В эмигрантской колонии разгорелся горячий спор. Речь шла о судьбе людей, обреченных на голод и оторванных от насущного дела. Меньшевики, эсеры, трудовики готовы были согласиться на сделку, и только маленькая группа большевиков сочла для себя невозможным такого рода сговор с генералами.

Слишком велика была ответственность. Нужен был совет человека, авторитет которого был бы в глазах Коллонтай безоговорочным.

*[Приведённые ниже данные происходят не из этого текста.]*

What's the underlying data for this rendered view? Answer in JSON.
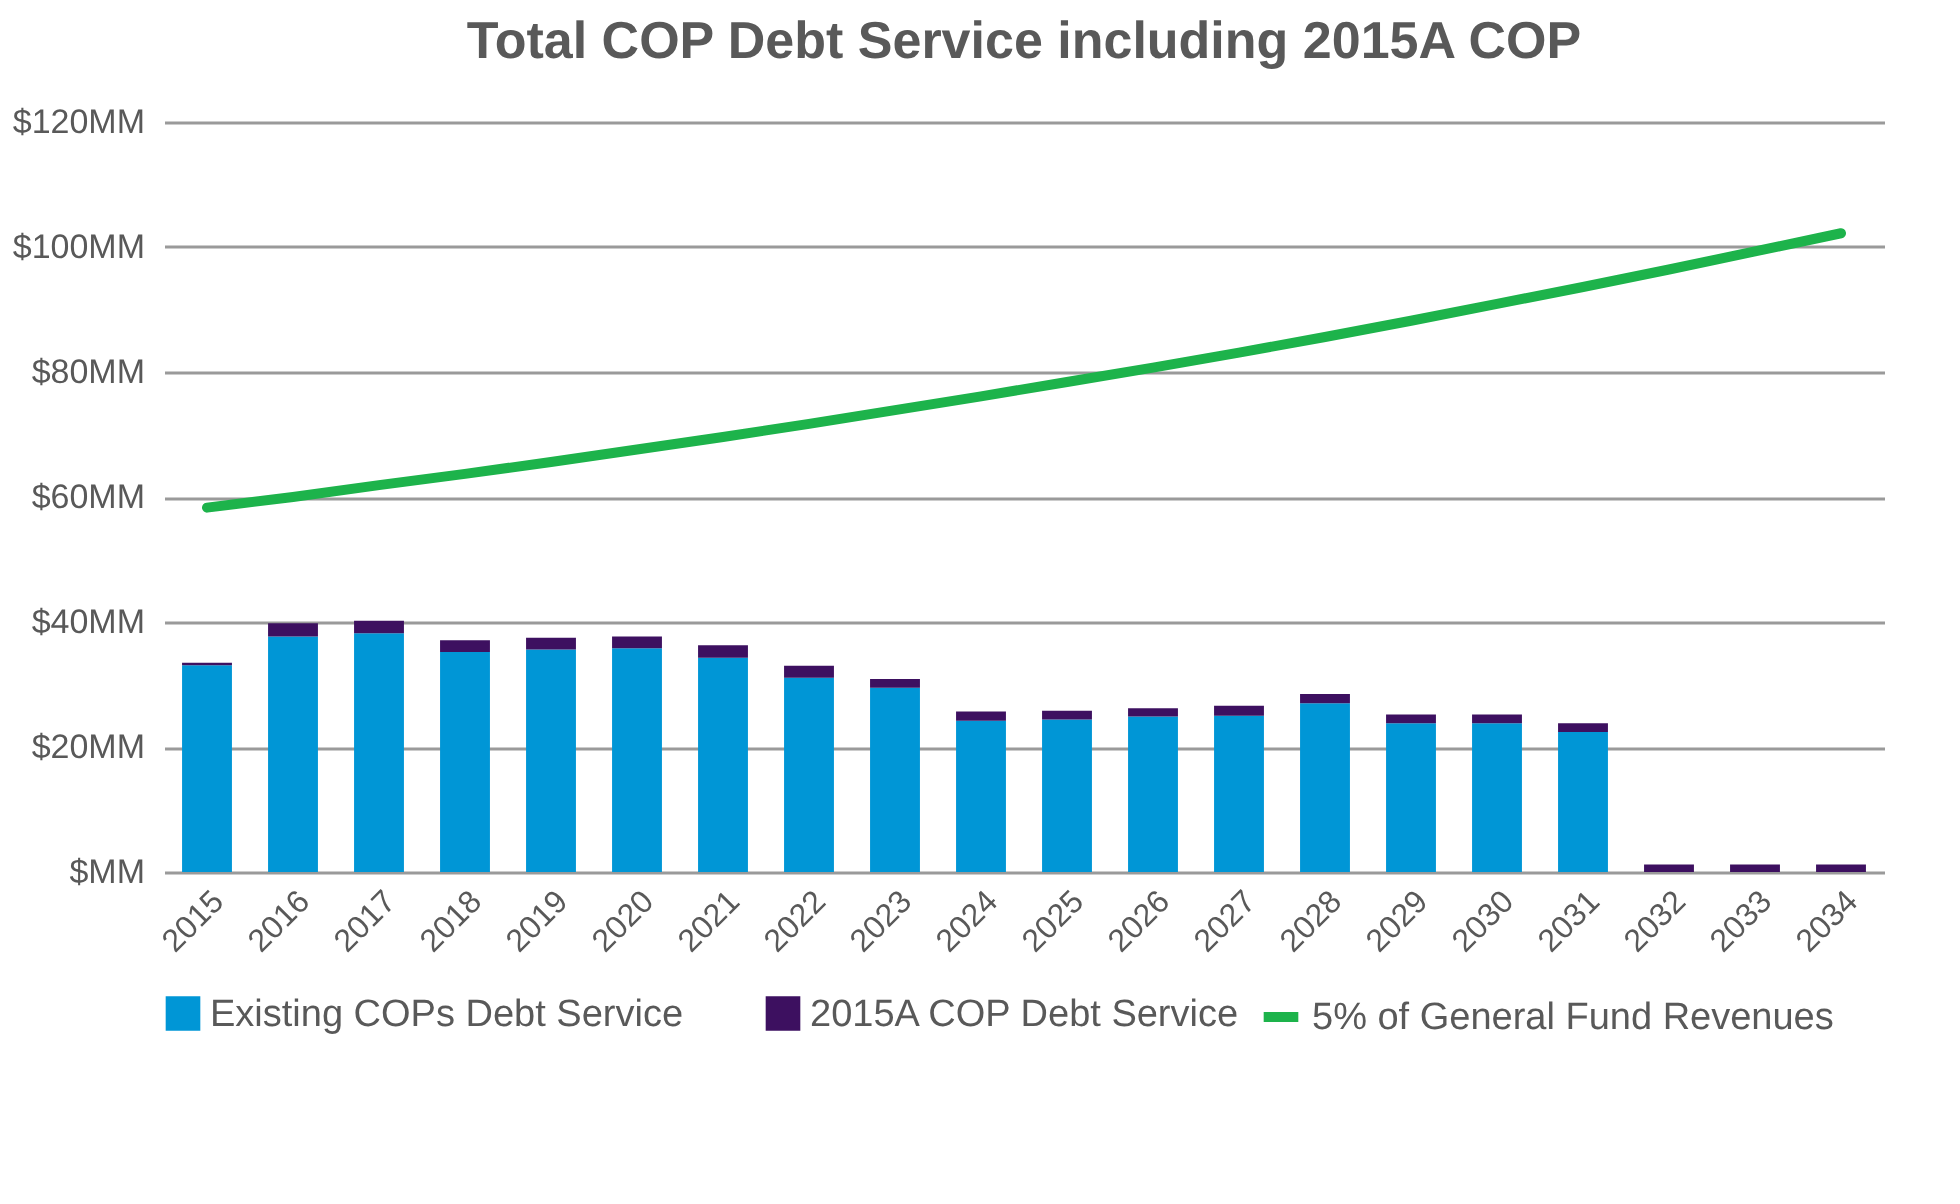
{
  "chart_data": {
    "type": "bar",
    "stacked": true,
    "title": "Total COP Debt Service including 2015A COP",
    "categories": [
      "2015",
      "2016",
      "2017",
      "2018",
      "2019",
      "2020",
      "2021",
      "2022",
      "2023",
      "2024",
      "2025",
      "2026",
      "2027",
      "2028",
      "2029",
      "2030",
      "2031",
      "2032",
      "2033",
      "2034"
    ],
    "series": [
      {
        "name": "Existing COPs Debt Service",
        "color": "#0096d6",
        "values": [
          33.1,
          37.7,
          38.2,
          35.2,
          35.6,
          35.8,
          34.3,
          31.1,
          29.5,
          24.2,
          24.4,
          24.9,
          25.0,
          27.0,
          23.8,
          23.8,
          22.4,
          0,
          0,
          0
        ]
      },
      {
        "name": "2015A COP Debt Service",
        "color": "#3d1060",
        "values": [
          0.4,
          2.1,
          2.0,
          1.9,
          1.9,
          1.9,
          2.0,
          1.9,
          1.4,
          1.5,
          1.4,
          1.3,
          1.6,
          1.5,
          1.4,
          1.4,
          1.4,
          1.2,
          1.2,
          1.2
        ]
      },
      {
        "name": "5% of General Fund Revenues",
        "type": "line",
        "color": "#1db34b",
        "values": [
          58.3,
          60.0,
          61.9,
          63.7,
          65.6,
          67.6,
          69.6,
          71.7,
          73.9,
          76.1,
          78.4,
          80.7,
          83.1,
          85.6,
          88.2,
          90.9,
          93.6,
          96.4,
          99.3,
          102.2
        ]
      }
    ],
    "ylim": [
      0,
      120
    ],
    "yticks": [
      {
        "value": 0,
        "label": "$MM"
      },
      {
        "value": 20,
        "label": "$20MM"
      },
      {
        "value": 40,
        "label": "$40MM"
      },
      {
        "value": 60,
        "label": "$60MM"
      },
      {
        "value": 80,
        "label": "$80MM"
      },
      {
        "value": 100,
        "label": "$100MM"
      },
      {
        "value": 120,
        "label": "$120MM"
      }
    ],
    "grid": "y",
    "legend": "bottom"
  }
}
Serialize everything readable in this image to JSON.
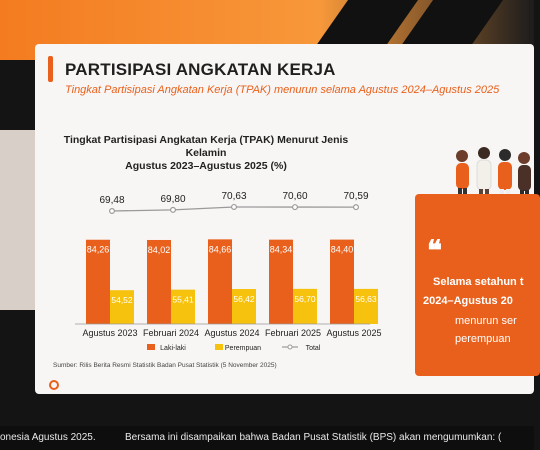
{
  "slide": {
    "title": "PARTISIPASI ANGKATAN KERJA",
    "subtitle": "Tingkat Partisipasi Angkatan Kerja (TPAK) menurun selama Agustus 2024–Agustus 2025",
    "source": "Sumber: Rilis Berita Resmi Statistik Badan Pusat Statistik (5 November 2025)"
  },
  "quote": {
    "line1": "Selama setahun t",
    "line2": "2024–Agustus 20",
    "line3": "menurun ser",
    "line4": "perempuan"
  },
  "ticker": {
    "left": "onesia Agustus 2025.",
    "right": "Bersama ini disampaikan bahwa Badan Pusat Statistik (BPS) akan mengumumkan: ("
  },
  "chart_data": {
    "type": "bar",
    "title_line1": "Tingkat Partisipasi Angkatan Kerja (TPAK) Menurut Jenis Kelamin",
    "title_line2": "Agustus 2023–Agustus 2025 (%)",
    "categories": [
      "Agustus 2023",
      "Februari 2024",
      "Agustus 2024",
      "Februari 2025",
      "Agustus 2025"
    ],
    "series": [
      {
        "name": "Laki-laki",
        "values": [
          84.26,
          84.02,
          84.66,
          84.34,
          84.4
        ],
        "color": "#e8601c"
      },
      {
        "name": "Perempuan",
        "values": [
          54.52,
          55.41,
          56.42,
          56.7,
          56.63
        ],
        "color": "#f7c20e"
      },
      {
        "name": "Total",
        "values": [
          69.48,
          69.8,
          70.63,
          70.6,
          70.59
        ],
        "color": "#9a9a9a",
        "kind": "line"
      }
    ],
    "labels": {
      "male": [
        "84,26",
        "84,02",
        "84,66",
        "84,34",
        "84,40"
      ],
      "female": [
        "54,52",
        "55,41",
        "56,42",
        "56,70",
        "56,63"
      ],
      "total": [
        "69,48",
        "69,80",
        "70,63",
        "70,60",
        "70,59"
      ]
    },
    "legend_position": "bottom"
  }
}
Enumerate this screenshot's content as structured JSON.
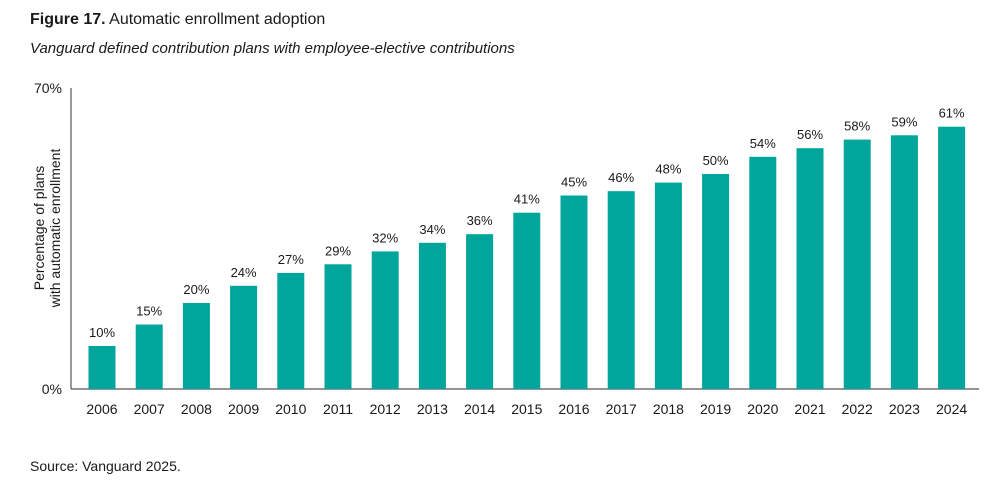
{
  "figure": {
    "number_label": "Figure 17.",
    "title": "Automatic enrollment adoption",
    "subtitle": "Vanguard defined contribution plans with employee-elective contributions",
    "source": "Source: Vanguard 2025."
  },
  "chart_data": {
    "type": "bar",
    "categories": [
      "2006",
      "2007",
      "2008",
      "2009",
      "2010",
      "2011",
      "2012",
      "2013",
      "2014",
      "2015",
      "2016",
      "2017",
      "2018",
      "2019",
      "2020",
      "2021",
      "2022",
      "2023",
      "2024"
    ],
    "values": [
      10,
      15,
      20,
      24,
      27,
      29,
      32,
      34,
      36,
      41,
      45,
      46,
      48,
      50,
      54,
      56,
      58,
      59,
      61
    ],
    "data_labels": [
      "10%",
      "15%",
      "20%",
      "24%",
      "27%",
      "29%",
      "32%",
      "34%",
      "36%",
      "41%",
      "45%",
      "46%",
      "48%",
      "50%",
      "54%",
      "56%",
      "58%",
      "59%",
      "61%"
    ],
    "ylabel_lines": [
      "Percentage of plans",
      "with automatic enrollment"
    ],
    "ytick_labels": [
      "0%",
      "70%"
    ],
    "ylim": [
      0,
      70
    ],
    "grid": false,
    "legend": "none",
    "bar_color": "#00a59b",
    "axis_color": "#555555"
  }
}
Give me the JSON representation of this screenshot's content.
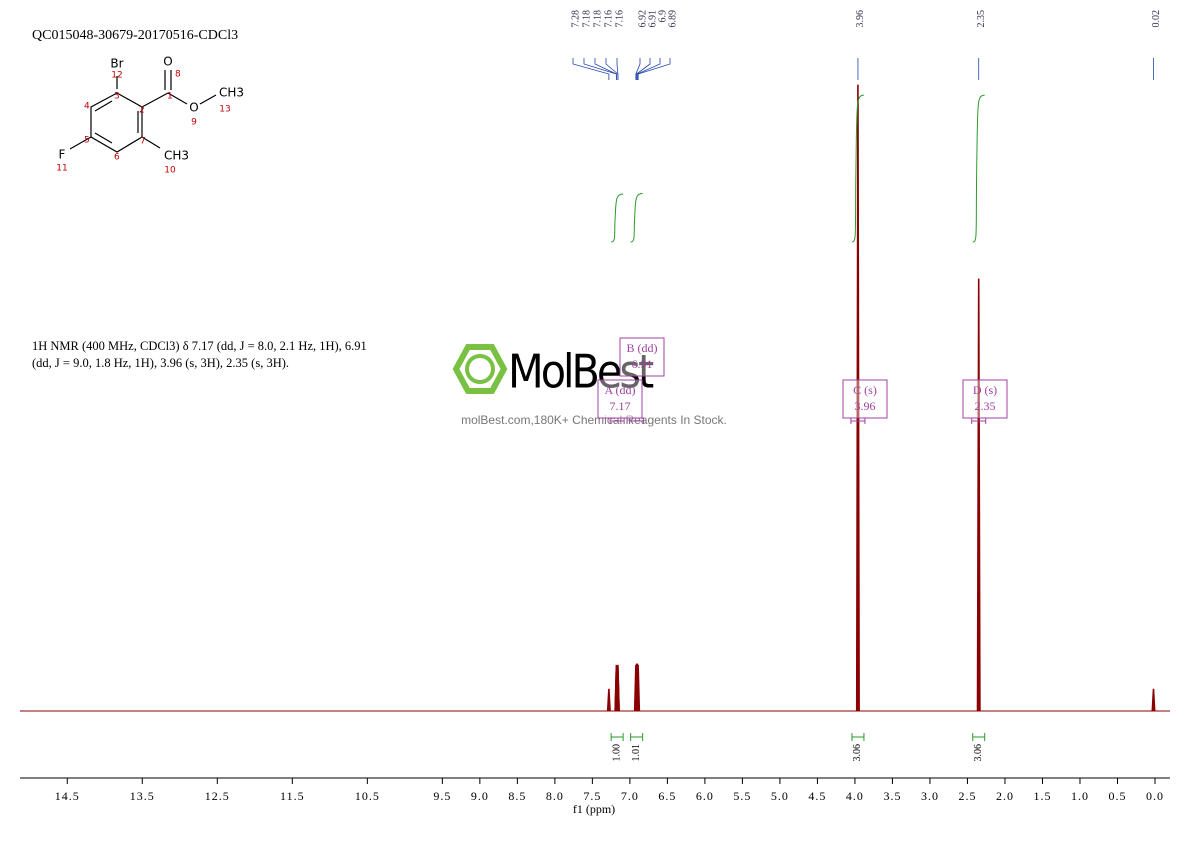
{
  "chart_data": {
    "type": "nmr",
    "title": "QC015048-30679-20170516-CDCl3",
    "description": [
      "1H NMR (400 MHz, CDCl3) δ 7.17 (dd, J = 8.0, 2.1 Hz, 1H), 6.91",
      "(dd, J = 9.0, 1.8 Hz, 1H), 3.96 (s, 3H), 2.35 (s, 3H)."
    ],
    "x_label": "f1 (ppm)",
    "xlim": [
      15.13,
      -0.2
    ],
    "ylim": [
      0,
      100
    ],
    "xticks": [
      14.5,
      13.5,
      12.5,
      11.5,
      10.5,
      9.5,
      {
        "value": 9,
        "label": "9.0"
      },
      8.5,
      {
        "value": 8,
        "label": "8.0"
      },
      7.5,
      {
        "value": 7,
        "label": "7.0"
      },
      6.5,
      {
        "value": 6,
        "label": "6.0"
      },
      5.5,
      {
        "value": 5,
        "label": "5.0"
      },
      4.5,
      {
        "value": 4,
        "label": "4.0"
      },
      3.5,
      {
        "value": 3,
        "label": "3.0"
      },
      2.5,
      {
        "value": 2,
        "label": "2.0"
      },
      1.5,
      {
        "value": 1,
        "label": "1.0"
      },
      0.5,
      {
        "value": 0,
        "label": "0.0"
      }
    ],
    "color": "#8b0000",
    "peaks": {
      "ppm": [
        7.28,
        7.18,
        7.18,
        7.16,
        7.16,
        6.92,
        6.91,
        6.9,
        6.89,
        3.96,
        2.35,
        0.02
      ],
      "heights": [
        3.5,
        7,
        7.3,
        7.3,
        7,
        7.3,
        7.5,
        7.5,
        7.3,
        100,
        69,
        3.5
      ]
    },
    "multiplets": {
      "names": [
        "A (dd)",
        "B (dd)",
        "C (s)",
        "D (s)"
      ],
      "shifts": [
        7.17,
        6.91,
        3.96,
        2.35
      ]
    },
    "integrals": {
      "values": [
        1,
        1.01,
        3.06,
        3.06
      ],
      "value_labels": [
        "1.00",
        "1.01",
        "3.06",
        "3.06"
      ]
    },
    "watermark": {
      "brand": "MolBest",
      "tagline": "molBest.com,180K+ Chemical Reagents In Stock."
    }
  },
  "structure": {
    "atoms": [
      "Br",
      "12",
      "O",
      "8",
      "3",
      "2",
      "1",
      "4",
      "5",
      "6",
      "7",
      "9",
      "O",
      "13",
      "CH3",
      "F",
      "11",
      "CH3",
      "10"
    ]
  }
}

Таким человеком являлся Либкнехт.

Он выслушал ее, задумчиво смотря в сторону сощуренными глазами.

— Я согласен с вами, — помолчав, сказал он. — Это не та почва, на которой возможны сделки… Но хороши и господа социалисты. Кто же это, интересно, союзник Фукса? Пойдите, взгляните-ка на него.

На следующее утро они встретились. Спутник Фукса нахлобучил шляпу, предпочитая остаться не узнанным. Ба, да это же Гере, старый знакомый, тот, кто пытался оправдать воюющую Германию в глазах Коллонтай!

Поняв, что он узнан, Гере заявил без обиняков:

— К чему артачиться? И какое кому дело, что вы тут пообещаете?

— Буквально то же самое говорил и я! — воскликнул Фукс.

— Вот вы, коллега Коллонтай, намерены остаться в Скандинавии? Ну и, пожалуйста, оставайтесь. Я довезу вас до границы, а затем сдам шведским товарищам. Дальше дело ваше.